Only from the beginning of a string with pattern Match , Here is the syntax of the function :
re.match(pattern, string, flags = 0)
Here is a description of the parameters :
pattern - This is the regular expression to match .
string - This is a string , It will be searched for patterns that match the beginning of a string .
flags - You can use bitwise OR(|) Different signs specified . These are modifiers , As listed in the table below .
re.match Function returns the matching object on success , Return... On failure None. Use match(num) or groups() Function to match the object to get the matching expression .
Example
# Not matched from initial position , Returns the None
import re
line = 'i can speak good english'
matchObj = re.match(r'\s(\w*)\s(\w*).*',line)
if matchObj:
print('matchObj.group() :',matchObj.group())
print('matchObj.group() :',matchObj.group(1))
print('matchObj.group() :',matchObj.group(2))
print('matchObj.group() :',matchObj.group(3))
else:
print('no match!')
# Match from initial position
import re
line = 'i can speak good english'
matchObj = re.match(r'(i)\s(\w*)\s(\w*).*',line)
if matchObj:
print('matchObj.group() :',matchObj.group())
print('matchObj.group() :',matchObj.group(1))
print('matchObj.group() :',matchObj.group(2))
print('matchObj.group() :',matchObj.group(3))
else:
print('no match!')
And match() It works the same way , however search() It doesn't match from the beginning , It's about finding the first match from anywhere . Here is the syntax of this function :
re.match(pattern, string, flags = 0)
Here is a description of the parameters :
pattern - This is the regular expression to match .
string - This is a string , It will be searched for patterns that match the beginning of a string .
flags - You can use bitwise OR(|) Different signs specified . These are modifiers , As listed in the table below .
re.search Function returns the matching object on success , Otherwise return to None. Use match Object's group(num) or groups() Function to get the matching expression .
Example
import re
line = 'i can speak good english'
matchObj = re.search('(.*) (.*?) (.*)',line)
if matchObj:
print('matchObj.group() :',matchObj.group())
print('matchObj.group() :',matchObj.group(1))
print('matchObj.group() :',matchObj.group(2))
print('matchObj.group() :',matchObj.group(3))
else:
print('no match!')
Using regular expressions re One of the most important modules is sub.

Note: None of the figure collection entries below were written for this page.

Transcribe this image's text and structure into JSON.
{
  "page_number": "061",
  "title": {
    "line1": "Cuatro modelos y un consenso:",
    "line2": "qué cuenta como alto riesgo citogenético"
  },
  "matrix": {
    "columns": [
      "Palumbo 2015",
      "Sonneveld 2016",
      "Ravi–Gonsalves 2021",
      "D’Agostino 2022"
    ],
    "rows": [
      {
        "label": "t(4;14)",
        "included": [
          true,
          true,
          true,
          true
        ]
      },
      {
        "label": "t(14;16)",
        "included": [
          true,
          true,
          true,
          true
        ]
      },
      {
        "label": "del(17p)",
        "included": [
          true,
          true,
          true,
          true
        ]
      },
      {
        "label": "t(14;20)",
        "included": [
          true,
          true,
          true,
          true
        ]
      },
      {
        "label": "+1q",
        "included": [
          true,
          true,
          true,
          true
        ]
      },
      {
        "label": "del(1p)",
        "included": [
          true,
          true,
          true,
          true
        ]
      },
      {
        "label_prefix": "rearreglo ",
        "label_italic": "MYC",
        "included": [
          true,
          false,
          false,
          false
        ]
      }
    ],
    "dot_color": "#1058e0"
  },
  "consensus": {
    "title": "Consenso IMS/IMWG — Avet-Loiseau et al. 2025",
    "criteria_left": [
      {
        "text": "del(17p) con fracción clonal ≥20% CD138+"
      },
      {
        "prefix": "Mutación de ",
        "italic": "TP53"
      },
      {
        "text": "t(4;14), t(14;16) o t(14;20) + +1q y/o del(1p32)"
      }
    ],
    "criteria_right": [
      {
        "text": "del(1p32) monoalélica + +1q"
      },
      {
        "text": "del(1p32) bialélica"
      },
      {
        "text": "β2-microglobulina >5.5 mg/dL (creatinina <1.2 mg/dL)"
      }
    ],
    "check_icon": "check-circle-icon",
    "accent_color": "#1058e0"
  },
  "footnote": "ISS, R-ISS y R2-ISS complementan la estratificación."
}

re.sub(pattern, repl, string, max=0)
This method uses repl Replace all that appears in RE The string of patterns , Replace all that appears , Unless max. This method returns the modified string .
Example
import re
line = 'i can speak good english'
speak = re.sub(r'can','not',line)
print(speak)
speak1 = re.sub(r'\s','',line) # Replace all spaces
print(speak1)
This matches the minimum number of repetitions :
3.5 Parentheses are grouped
3.6 backreferences
Match the previously matched group again
3.7 Anchor point
You need to specify a matching location .
3.8 Special syntax with parentheses
Python That's all for regular expressions , Go to study !!!